Une démarche qui correspondrait au plan d’action d’agriculture urbaine de la Métropole et pourrait s’inscrire plus généralement dans la volonté des collectivités de faire revenir la production alimentaire en ville. Si la municipalité n’est pas favorable à son projet, Lionel compte sur des terres privées de paysans ou des terrains classés inconstructibles.

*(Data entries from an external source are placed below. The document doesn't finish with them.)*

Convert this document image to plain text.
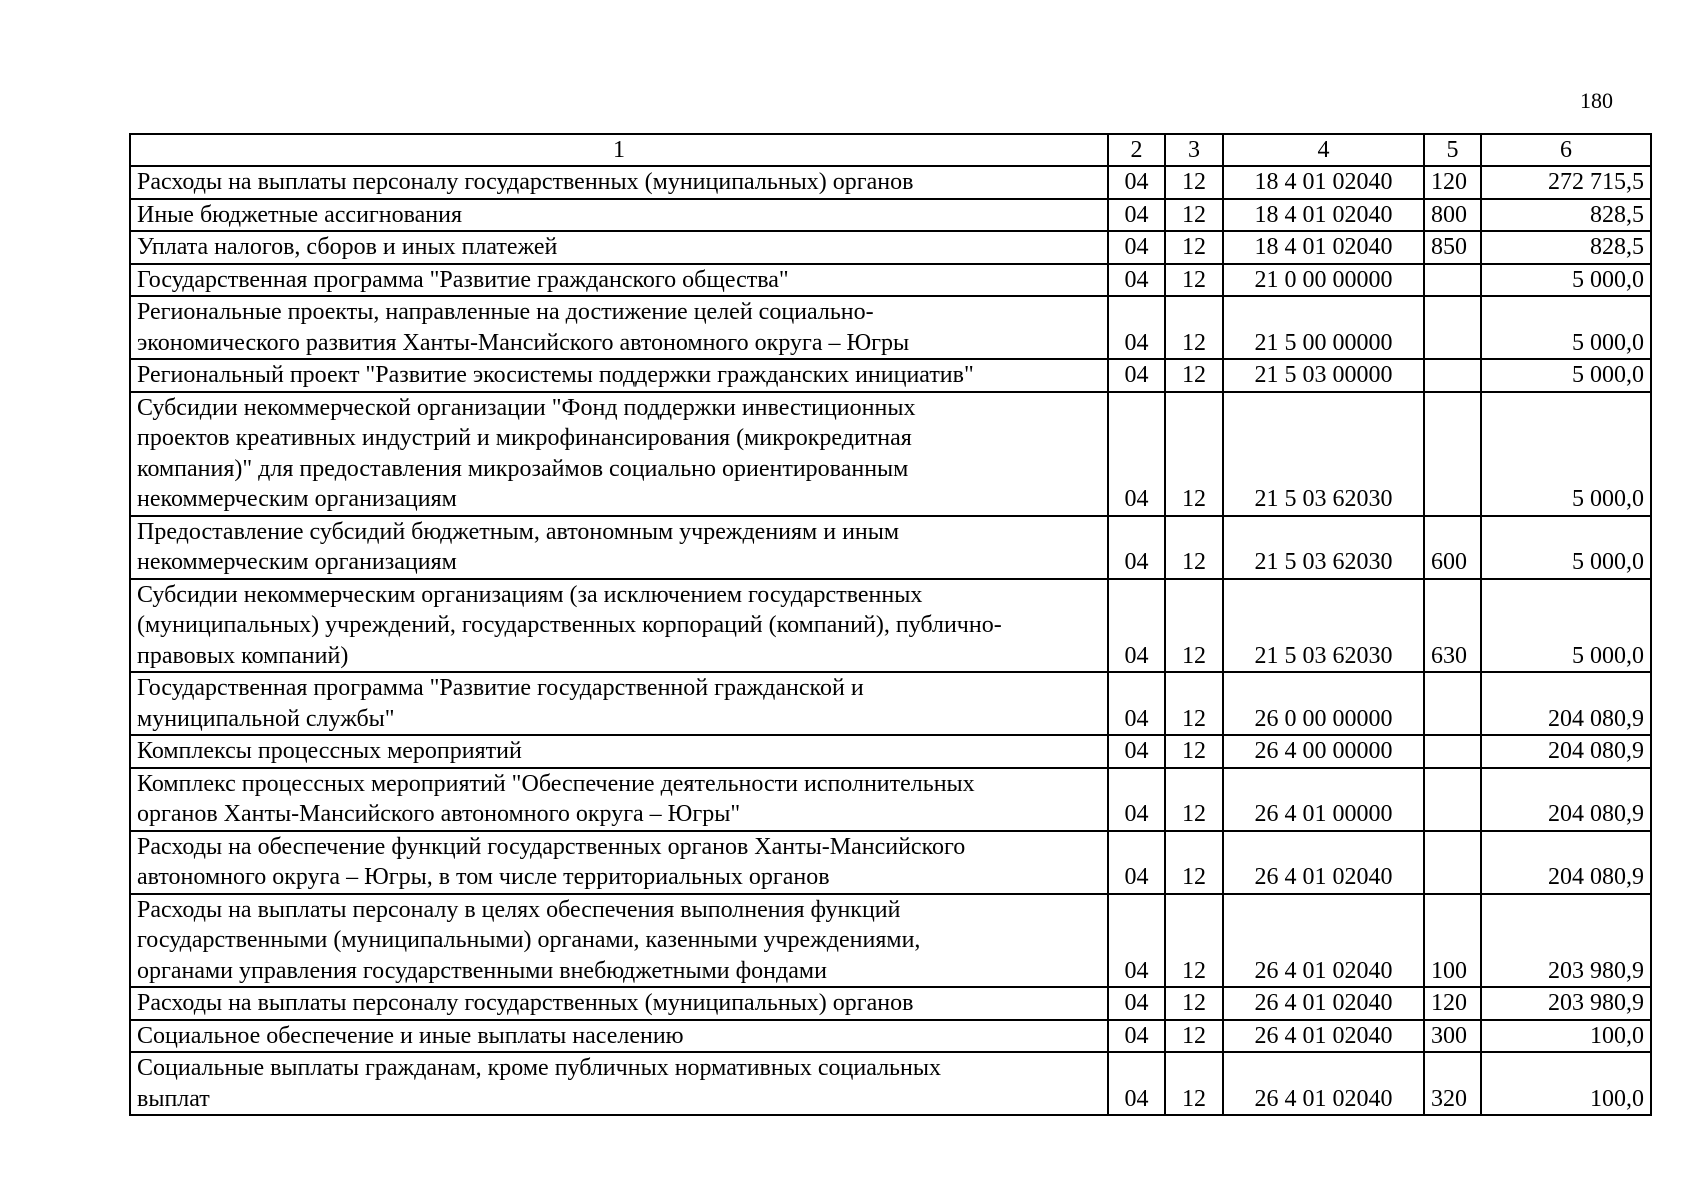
180
1	2	3	4	5	6

Расходы на выплаты персоналу государственных (муниципальных) органов	04	12	18 4 01 02040	120	272 715,5

Иные бюджетные ассигнования	04	12	18 4 01 02040	800	828,5

Уплата налогов, сборов и иных платежей	04	12	18 4 01 02040	850	828,5

Государственная программа "Развитие гражданского общества"	04	12	21 0 00 00000		5 000,0

Региональные проекты, направленные на достижение целей социально-
экономического развития Ханты-Мансийского автономного округа – Югры	04	12	21 5 00 00000		5 000,0

Региональный проект "Развитие экосистемы поддержки гражданских инициатив"	04	12	21 5 03 00000		5 000,0

Субсидии некоммерческой организации "Фонд поддержки инвестиционных
проектов креативных индустрий и микрофинансирования (микрокредитная
компания)" для предоставления микрозаймов социально ориентированным
некоммерческим организациям	04	12	21 5 03 62030		5 000,0

Предоставление субсидий бюджетным, автономным учреждениям и иным
некоммерческим организациям	04	12	21 5 03 62030	600	5 000,0

Субсидии некоммерческим организациям (за исключением государственных
(муниципальных) учреждений, государственных корпораций (компаний), публично-
правовых компаний)	04	12	21 5 03 62030	630	5 000,0

Государственная программа "Развитие государственной гражданской и
муниципальной службы"	04	12	26 0 00 00000		204 080,9

Комплексы процессных мероприятий	04	12	26 4 00 00000		204 080,9

Комплекс процессных мероприятий "Обеспечение деятельности исполнительных
органов Ханты-Мансийского автономного округа – Югры"	04	12	26 4 01 00000		204 080,9

Расходы на обеспечение функций государственных органов Ханты-Мансийского
автономного округа – Югры, в том числе территориальных органов	04	12	26 4 01 02040		204 080,9

Расходы на выплаты персоналу в целях обеспечения выполнения функций
государственными (муниципальными) органами, казенными учреждениями,
органами управления государственными внебюджетными фондами	04	12	26 4 01 02040	100	203 980,9

Расходы на выплаты персоналу государственных (муниципальных) органов	04	12	26 4 01 02040	120	203 980,9

Социальное обеспечение и иные выплаты населению	04	12	26 4 01 02040	300	100,0

Социальные выплаты гражданам, кроме публичных нормативных социальных
выплат	04	12	26 4 01 02040	320	100,0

Mais en attendant de réaliser ce rêve fou, Lionel est en train de monter des ateliers œunotouristiques de dégustation de son vin, en accord avec les mets de la Laiterie Marseillaise (7e), les chocolats de Françoise (12e) et les tartinades de Timon et Sourrieu (4e). « Quand un touriste vient à Marseille, il ne pense à acheter que du savon et du pastis, lance Lionel Boillot. Alors qu’en réalité, il y a beaucoup d’autres produits à découvrir »… et pourquoi pas bientôt du vin d’ici ?
Informations pratiques
Vous pouvez retrouver les Vins de Mars aux adresses suivantes : les boutiques du Vin sobre (6e, 8e et 9e), le Comptoir des vins (8e), la Meulerie (2e), la Descente des Accoules (2e), Le bout du quai (2e), Massilia bar à tapas (2e)… et aux restaurants La Grotte (8e), L’Aromat (1er) et Madie les Galinettes (2e).
Compter 10 € les 75 cl pour On craint dégun, 16 € pour La baie des singes, 28 € pour MARS.